An Idea may have its own Tasks (for validity checks, market research, prototyping). These stay on the Idea — they do not auto-forward to Works derived from the Idea (see features/task-tracking/spec.md §5.7).

Full distinction table: features/task-tracking/spec.md §1.1.

Consequences

Positive

  • Clean mental model for users. Items = output, KB = reference, Tasks = work-in-flight.
  • Clean code boundaries. Three modules, three controllers, three repositories — no shared base class with awkward conditional behavior.
  • Independent evolution. Tasks can add status, priority, recurrence; Items can add SEO fields; KB can add chunking/embeddings — without colliding.
  • Predictable AI behavior. Agents know which surface to act on for each verb. No "should I edit the KB or create a Task?" branching at every step.

Negative

  • Some duplication of UI conventions. All three render markdown bodies via Tiptap; all three accept attachments. Mitigated by: shared editor component, not shared entity.
  • More tabs on Work detail page. Items, KB, Tasks are three separate tabs (plus Plugins, Agents, Skills, Deploy, Settings, Generator, Activity, Overview). Mitigated by: tab strip is already visually compact in WorkTabs.tsx.

Alternatives Considered

1. Merge Tasks into Items as "internal items"

Rejected. Items are public-facing; Tasks are workflow. Putting Tasks in the items table would force Items to grow assignee/status/chat columns nobody else uses, and would leak workflow data into the public site.

2. Merge Tasks into KB as "actionable KB documents"

Rejected.

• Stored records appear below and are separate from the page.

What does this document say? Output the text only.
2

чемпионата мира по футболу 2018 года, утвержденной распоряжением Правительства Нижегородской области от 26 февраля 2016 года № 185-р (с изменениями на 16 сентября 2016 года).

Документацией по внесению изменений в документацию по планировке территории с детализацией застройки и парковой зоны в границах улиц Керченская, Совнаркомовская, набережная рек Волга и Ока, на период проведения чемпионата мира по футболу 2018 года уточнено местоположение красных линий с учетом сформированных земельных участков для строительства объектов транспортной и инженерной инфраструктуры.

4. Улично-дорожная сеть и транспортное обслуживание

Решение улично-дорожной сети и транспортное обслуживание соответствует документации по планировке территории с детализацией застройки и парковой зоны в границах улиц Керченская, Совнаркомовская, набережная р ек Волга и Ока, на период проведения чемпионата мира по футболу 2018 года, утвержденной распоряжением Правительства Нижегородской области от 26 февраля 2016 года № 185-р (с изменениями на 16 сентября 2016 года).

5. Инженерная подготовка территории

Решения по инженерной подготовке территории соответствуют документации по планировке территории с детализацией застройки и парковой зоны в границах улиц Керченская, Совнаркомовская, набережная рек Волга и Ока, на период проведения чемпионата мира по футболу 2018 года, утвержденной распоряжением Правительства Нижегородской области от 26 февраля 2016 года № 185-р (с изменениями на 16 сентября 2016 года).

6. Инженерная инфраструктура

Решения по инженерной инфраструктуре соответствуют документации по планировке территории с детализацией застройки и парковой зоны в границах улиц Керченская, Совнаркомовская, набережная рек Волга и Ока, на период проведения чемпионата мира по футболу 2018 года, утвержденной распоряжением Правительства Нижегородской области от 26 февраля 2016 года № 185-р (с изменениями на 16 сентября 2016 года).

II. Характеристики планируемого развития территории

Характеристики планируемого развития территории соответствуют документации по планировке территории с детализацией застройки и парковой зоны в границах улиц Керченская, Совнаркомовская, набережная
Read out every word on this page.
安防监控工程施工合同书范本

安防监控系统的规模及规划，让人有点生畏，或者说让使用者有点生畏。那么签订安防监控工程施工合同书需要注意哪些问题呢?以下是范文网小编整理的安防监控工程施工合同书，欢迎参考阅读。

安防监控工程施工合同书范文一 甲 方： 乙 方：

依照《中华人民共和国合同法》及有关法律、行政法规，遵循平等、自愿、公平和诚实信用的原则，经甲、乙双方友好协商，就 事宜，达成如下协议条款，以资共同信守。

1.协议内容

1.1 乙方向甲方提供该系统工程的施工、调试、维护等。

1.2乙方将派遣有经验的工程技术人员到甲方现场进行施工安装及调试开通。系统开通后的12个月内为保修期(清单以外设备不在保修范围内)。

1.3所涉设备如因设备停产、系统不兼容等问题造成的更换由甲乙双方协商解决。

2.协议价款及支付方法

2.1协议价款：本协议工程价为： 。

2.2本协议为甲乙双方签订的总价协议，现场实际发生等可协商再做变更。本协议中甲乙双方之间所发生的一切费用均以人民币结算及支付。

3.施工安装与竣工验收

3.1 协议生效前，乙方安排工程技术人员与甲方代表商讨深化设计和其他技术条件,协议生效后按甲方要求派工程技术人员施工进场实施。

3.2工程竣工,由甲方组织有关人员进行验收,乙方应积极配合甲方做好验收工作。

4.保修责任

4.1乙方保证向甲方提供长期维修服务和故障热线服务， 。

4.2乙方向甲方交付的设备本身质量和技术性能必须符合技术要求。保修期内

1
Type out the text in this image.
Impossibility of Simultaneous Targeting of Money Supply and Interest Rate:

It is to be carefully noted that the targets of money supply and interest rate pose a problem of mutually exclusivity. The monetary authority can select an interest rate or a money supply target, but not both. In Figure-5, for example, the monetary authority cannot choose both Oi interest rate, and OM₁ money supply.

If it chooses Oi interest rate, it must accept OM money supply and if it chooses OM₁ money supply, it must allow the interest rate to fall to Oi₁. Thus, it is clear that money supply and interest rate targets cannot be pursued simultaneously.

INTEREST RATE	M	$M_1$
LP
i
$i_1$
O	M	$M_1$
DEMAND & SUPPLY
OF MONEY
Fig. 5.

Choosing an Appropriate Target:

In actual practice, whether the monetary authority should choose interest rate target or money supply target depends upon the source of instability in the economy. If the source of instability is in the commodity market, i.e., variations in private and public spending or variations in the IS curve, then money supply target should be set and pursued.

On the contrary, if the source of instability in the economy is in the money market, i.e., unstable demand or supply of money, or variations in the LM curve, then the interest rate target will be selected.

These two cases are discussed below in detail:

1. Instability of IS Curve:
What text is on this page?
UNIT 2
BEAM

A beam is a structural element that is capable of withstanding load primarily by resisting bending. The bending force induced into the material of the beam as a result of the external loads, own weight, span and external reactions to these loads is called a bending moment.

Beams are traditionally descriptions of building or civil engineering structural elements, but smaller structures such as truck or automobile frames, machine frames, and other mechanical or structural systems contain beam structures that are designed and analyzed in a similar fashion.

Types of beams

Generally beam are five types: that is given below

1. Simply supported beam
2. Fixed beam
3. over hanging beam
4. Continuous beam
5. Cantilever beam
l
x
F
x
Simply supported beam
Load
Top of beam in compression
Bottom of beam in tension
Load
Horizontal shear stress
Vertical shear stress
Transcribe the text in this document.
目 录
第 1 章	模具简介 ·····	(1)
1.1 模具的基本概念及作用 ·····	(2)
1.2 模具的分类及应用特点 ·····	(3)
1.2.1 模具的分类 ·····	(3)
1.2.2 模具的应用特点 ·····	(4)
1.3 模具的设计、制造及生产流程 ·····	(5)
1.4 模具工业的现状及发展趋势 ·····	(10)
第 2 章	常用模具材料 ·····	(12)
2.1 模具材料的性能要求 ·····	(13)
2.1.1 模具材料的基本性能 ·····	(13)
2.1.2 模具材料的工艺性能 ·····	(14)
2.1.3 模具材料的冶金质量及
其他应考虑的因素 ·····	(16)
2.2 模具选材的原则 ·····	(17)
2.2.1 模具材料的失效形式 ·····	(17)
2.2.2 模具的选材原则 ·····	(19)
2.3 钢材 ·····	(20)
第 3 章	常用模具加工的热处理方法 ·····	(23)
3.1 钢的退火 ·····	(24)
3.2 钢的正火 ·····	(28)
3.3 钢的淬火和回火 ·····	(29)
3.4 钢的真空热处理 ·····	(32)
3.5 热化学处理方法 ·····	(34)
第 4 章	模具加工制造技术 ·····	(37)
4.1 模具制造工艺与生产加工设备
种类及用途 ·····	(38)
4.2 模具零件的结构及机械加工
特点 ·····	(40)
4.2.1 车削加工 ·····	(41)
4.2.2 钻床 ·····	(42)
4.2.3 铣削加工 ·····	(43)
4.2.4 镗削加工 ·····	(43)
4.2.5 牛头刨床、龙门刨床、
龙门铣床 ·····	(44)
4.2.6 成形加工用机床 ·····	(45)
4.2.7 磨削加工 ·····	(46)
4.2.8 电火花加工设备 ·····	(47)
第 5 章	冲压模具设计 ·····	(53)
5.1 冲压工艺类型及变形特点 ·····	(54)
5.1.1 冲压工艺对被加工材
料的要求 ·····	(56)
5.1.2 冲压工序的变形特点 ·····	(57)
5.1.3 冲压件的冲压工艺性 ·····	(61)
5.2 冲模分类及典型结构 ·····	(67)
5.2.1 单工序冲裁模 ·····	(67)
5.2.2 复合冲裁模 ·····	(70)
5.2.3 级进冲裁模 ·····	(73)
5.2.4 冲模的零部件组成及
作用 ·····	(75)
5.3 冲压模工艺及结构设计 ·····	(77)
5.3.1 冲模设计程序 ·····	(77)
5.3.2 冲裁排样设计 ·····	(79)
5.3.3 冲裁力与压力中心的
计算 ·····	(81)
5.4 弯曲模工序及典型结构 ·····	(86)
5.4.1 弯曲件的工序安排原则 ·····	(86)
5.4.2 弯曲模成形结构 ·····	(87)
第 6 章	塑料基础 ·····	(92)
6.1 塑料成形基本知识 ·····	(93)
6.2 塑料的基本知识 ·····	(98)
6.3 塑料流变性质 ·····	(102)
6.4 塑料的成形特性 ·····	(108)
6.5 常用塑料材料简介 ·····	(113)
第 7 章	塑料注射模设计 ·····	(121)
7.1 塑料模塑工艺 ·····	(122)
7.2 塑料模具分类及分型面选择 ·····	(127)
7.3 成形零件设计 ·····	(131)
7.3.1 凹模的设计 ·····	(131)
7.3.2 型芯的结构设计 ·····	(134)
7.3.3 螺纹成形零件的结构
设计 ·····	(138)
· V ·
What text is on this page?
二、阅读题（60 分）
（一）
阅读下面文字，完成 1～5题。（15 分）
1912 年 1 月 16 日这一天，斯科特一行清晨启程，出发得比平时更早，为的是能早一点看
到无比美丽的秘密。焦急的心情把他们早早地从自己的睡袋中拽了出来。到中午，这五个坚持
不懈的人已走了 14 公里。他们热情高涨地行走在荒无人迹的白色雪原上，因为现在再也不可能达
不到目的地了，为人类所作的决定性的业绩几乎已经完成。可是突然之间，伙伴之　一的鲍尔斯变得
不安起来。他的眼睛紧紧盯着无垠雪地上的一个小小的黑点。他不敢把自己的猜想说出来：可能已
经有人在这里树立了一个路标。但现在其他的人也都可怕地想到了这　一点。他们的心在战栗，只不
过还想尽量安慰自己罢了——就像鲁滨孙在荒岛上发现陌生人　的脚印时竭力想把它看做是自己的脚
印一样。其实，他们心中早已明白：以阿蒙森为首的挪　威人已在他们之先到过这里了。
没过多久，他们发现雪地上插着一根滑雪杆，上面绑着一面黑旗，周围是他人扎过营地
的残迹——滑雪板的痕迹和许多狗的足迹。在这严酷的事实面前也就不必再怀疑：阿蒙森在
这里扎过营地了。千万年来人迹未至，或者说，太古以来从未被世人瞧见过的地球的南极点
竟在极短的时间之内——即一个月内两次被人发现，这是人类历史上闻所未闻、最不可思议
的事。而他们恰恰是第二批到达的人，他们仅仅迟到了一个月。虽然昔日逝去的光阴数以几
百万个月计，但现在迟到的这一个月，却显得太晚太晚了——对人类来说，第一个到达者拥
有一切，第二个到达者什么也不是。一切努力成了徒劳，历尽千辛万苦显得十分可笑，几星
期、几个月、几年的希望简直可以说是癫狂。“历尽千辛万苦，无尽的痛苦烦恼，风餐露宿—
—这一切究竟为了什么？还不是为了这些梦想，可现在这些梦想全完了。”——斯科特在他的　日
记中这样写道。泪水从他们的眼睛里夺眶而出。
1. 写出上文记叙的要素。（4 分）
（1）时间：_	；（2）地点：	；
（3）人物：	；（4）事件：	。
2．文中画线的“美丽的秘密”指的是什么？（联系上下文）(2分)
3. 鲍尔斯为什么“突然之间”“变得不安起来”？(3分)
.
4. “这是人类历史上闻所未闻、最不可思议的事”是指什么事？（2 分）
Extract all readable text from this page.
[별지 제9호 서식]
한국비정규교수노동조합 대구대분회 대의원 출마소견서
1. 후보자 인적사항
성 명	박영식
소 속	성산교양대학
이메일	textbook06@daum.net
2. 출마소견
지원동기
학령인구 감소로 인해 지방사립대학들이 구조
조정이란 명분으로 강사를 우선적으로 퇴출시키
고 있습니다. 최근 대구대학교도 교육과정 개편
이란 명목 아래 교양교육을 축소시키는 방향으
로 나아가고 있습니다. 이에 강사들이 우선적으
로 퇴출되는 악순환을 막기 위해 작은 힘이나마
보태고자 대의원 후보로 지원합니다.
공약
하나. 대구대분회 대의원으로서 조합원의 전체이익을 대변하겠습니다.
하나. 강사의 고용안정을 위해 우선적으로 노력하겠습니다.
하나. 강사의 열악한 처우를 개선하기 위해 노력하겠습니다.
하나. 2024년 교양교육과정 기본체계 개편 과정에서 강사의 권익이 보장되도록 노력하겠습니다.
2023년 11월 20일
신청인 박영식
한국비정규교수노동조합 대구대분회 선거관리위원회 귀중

KB is reference; Tasks are mutable workflow. Their write patterns are completely different (KB: occasional revision; Tasks: constant status churn).

3. A single content table with discriminator column

Rejected. Tried-and-failed pattern. Discriminator unions get half-typed columns nobody fully uses, indexes that suit none of the access patterns, and queries that branch by type on every read.